Nous recevons des informations venues de l’extérieur via nos cinq sens. Nous en recevons d’autres, venues de l’intérieur de nous-mêmes. Ces informations entrent directement dans le cerveau par l’étage reptilien. C’est à ce point d’entrée unique et universel que se font nos perceptions, par une lecture automatique en temps réel et sur un mode « danger/pas danger ».

 

2. Une perception est suivie d’une sensation.

La palette des sensations est très large : elle va des plus éprouvantes en termes de déséquilibre et de douleur aux plus satisfaisantes, joyeuses et plaisantes. Les mots qui décrivent la sensation : « touché », « déstabilisé », « noué », « ramollie », « palpitante », attestent qu’un état d’équilibre a été modifié.

 

3. Une sensation éprouvante déclenche l’action.

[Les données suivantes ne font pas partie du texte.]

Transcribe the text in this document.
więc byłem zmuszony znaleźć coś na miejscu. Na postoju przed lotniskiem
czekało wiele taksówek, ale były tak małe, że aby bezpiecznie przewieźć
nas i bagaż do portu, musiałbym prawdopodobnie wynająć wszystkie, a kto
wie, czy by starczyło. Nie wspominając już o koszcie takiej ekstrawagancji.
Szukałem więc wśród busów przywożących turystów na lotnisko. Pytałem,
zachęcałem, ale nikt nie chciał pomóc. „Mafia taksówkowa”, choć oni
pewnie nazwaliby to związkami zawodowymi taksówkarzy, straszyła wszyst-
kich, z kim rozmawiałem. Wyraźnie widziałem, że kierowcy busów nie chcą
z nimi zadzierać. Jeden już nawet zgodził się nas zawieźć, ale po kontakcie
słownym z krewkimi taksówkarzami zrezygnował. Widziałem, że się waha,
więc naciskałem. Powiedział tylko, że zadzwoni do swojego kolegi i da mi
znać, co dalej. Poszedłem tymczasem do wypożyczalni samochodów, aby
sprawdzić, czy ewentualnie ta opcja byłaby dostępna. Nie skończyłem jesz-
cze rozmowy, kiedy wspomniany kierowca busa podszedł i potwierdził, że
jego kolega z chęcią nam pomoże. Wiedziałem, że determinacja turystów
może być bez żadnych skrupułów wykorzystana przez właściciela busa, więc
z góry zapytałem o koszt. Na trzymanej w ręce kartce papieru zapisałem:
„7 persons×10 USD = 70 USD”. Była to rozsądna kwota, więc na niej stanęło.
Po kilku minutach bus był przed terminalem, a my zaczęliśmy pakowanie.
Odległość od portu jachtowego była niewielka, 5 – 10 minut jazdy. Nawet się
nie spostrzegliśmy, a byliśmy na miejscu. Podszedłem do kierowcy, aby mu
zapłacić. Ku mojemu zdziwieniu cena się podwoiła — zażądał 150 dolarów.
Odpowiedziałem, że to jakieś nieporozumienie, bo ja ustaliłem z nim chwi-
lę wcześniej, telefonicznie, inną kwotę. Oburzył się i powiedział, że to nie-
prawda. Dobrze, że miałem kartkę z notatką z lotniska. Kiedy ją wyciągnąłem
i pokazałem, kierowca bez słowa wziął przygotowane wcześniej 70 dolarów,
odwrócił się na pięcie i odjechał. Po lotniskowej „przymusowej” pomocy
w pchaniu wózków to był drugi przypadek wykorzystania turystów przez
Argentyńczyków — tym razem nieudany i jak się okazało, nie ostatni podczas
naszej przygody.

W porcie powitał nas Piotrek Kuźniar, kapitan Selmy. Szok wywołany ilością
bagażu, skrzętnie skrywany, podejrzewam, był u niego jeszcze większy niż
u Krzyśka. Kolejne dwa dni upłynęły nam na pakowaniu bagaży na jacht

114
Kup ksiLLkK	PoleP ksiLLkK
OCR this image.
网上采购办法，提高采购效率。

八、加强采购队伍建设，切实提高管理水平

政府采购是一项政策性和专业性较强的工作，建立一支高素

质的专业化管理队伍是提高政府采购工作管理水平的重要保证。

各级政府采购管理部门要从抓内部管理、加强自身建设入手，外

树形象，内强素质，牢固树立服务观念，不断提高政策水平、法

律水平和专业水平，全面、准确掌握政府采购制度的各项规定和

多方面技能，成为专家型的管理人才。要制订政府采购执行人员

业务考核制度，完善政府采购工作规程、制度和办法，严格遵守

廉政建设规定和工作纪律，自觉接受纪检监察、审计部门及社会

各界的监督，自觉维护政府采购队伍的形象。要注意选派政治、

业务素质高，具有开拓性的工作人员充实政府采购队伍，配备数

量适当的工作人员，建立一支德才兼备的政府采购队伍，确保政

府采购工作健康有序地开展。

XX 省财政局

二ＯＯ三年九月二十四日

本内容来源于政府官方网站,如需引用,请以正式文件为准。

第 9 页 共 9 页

Fuir, lutter ou se replier sur soi s’impose comme une évidence au corps avant même d’avoir conscience de quoi que ce soit. Ce n’est qu’après coup que nous pourrons mettre des mots, du sens, de la justification ou de la culpabilité. Sur le moment, la réaction est ordonnée par le cerveau pour la survie de l’être vivant.

 

4. L’action nourrit un besoin.

Pour quoi fuir, lutter ou se replier ? Pour être, tout simplement.

Pour répondre à cet appel à être et à survivre qui nous anime du plus profond de notre nature vivante. Même si nous justifions, après, nos actions
Du plus profond de nous, commun à l’ensemble de la matière vivante, de la cellule à l’organisme complexe, cet appel nous anime. Cette force de vie est bien plus forte que nous.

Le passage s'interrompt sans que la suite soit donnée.